Weshalb ist Osmosewasser besser als Quellwasser?

Quellwasser kommt aus Quellen, die tief unter der Erde liegen. Um an die Oberfläche zu gelangen, passiert das Wasser mehrere Sedimentschichten, wobei sich aus dem Gestein Mineralstoffe und Spurenelemente lösen. Je tiefer die Quelle liegt, desto mehr muss das Wasser gefiltert werden. Es heißt immer, dass die Tiefwasserquellen sicher seien. Dennoch können das krebserregende Nitrit und das giftige Glyphosat hinein gelangen.
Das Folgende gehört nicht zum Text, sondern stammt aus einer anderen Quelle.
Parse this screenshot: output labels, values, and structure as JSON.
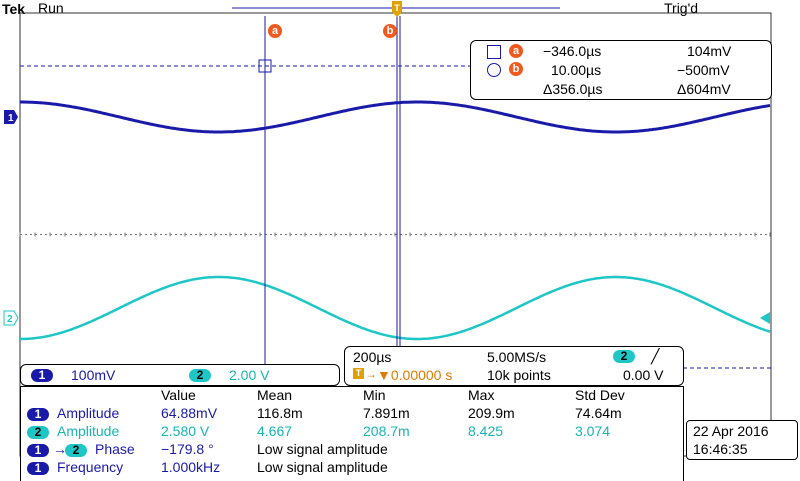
{
  "header": {
    "brand": "Tek",
    "run_state": "Run",
    "trigger_state": "Trig'd"
  },
  "colors": {
    "ch1": "#1a1aa8",
    "ch2": "#1ec6c6",
    "cursor": "#1a1aa8",
    "cursor_badge": "#f05a1e",
    "trigger": "#e0a000"
  },
  "cursors": {
    "a": {
      "label": "a",
      "time": "−346.0µs",
      "volt": "104mV"
    },
    "b": {
      "label": "b",
      "time": "10.00µs",
      "volt": "−500mV"
    },
    "delta": {
      "time": "Δ356.0µs",
      "volt": "Δ604mV"
    }
  },
  "channels": {
    "ch1": {
      "num": "1",
      "scale": "100mV"
    },
    "ch2": {
      "num": "2",
      "scale": "2.00 V"
    }
  },
  "timebase": {
    "time_div": "200µs",
    "sample_rate": "5.00MS/s",
    "trig_pos": "▼0.00000 s",
    "record": "10k points",
    "trig_source": "2",
    "trig_level": "0.00 V"
  },
  "measurements": {
    "headers": [
      "Value",
      "Mean",
      "Min",
      "Max",
      "Std Dev"
    ],
    "rows": [
      {
        "ch": "1",
        "ch2": "",
        "label": "Amplitude",
        "value": "64.88mV",
        "mean": "116.8m",
        "min": "7.891m",
        "max": "209.9m",
        "std": "74.64m",
        "color": "blue"
      },
      {
        "ch": "2",
        "ch2": "",
        "label": "Amplitude",
        "value": "2.580 V",
        "mean": "4.667",
        "min": "208.7m",
        "max": "8.425",
        "std": "3.074",
        "color": "cyan"
      },
      {
        "ch": "1",
        "ch2": "2",
        "label": "Phase",
        "value": "−179.8 °",
        "mean": "Low signal amplitude",
        "min": "",
        "max": "",
        "std": "",
        "color": "blue"
      },
      {
        "ch": "1",
        "ch2": "",
        "label": "Frequency",
        "value": "1.000kHz",
        "mean": "Low signal amplitude",
        "min": "",
        "max": "",
        "std": "",
        "color": "blue"
      }
    ]
  },
  "datetime": {
    "date": "22 Apr  2016",
    "time": "16:46:35"
  }
}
Das Gleiche gilt für Rückstände von Medikamenten, die gesundheitsschädlich sind. Daher hat das Umweltbundesamt mehrfach gefordert, dass die Quellen geschlossen werden. Deshalb wird es zum Teil keinesfalls als unbedenklich bezeichnet, Quellwasser zu kaufen, indem zudem Verunreinigungen durch Bakterien und Keime nachgewiesen werden konnten. Osmosewasser ist die sichere Alternative, da sich auch im normalen Leitungswasser Unmengen an Schadstoffen befinden. Ein weiterer Vorteil von Osmosewasser ist neben der deutlichen Kostenersparnis gegenüber teuren Quellwässern, dass die CO2-Belastung der Umwelt verhindert wird, denn das Wasser muss nicht mit dem LKW, Auto oder Schiff transportiert werden.

Einsatzgebiete von Osmosewasser

  • Basis von anderen Getränken, beispielsweise Kaffee, Tee und Schorlen
  • Speisen
  • Das Wasser für die Zubereitung von Babynahrung muss nicht abgekocht werden, sondern kann aus der Leitung verwendet werden.
  • für das Aquarium, da die Fische von einer besseren Gesundheit profitieren (viele Fischarten benötigen das reine Wasser zur Lebenserhaltung. Zudem wird der erforderliche Wasserwechsel reduziert.)
  • Haar- und Körperpflege
  • Fensterreinigung und Auto-Scheibenwischanlagen, da das Osmosewasser fleckenfrei trocknet, denn es ist kein Kalk enthalten (somit auch für Küchengeräte, Kaffeemaschinen, Dampfbügeleisen usw. geeignet)
  • zum Gießen der Pflanzen

Fazit

Wer wirklich sauberes und reines Wasser trinken möchte, sollte sich für Osmosewasser entscheiden, da die Umkehrosmose derzeit das zuverlässigste Verfahren ist, um solch ein reines und zu 100 % kalkfreies Wasser ganz bequem zu Hause herzustellen. Die modernen Anlagen können bis zu 99,9 Prozent der unerwünschten und schädlichen Stoffe aus dem Leitungswasser filtern.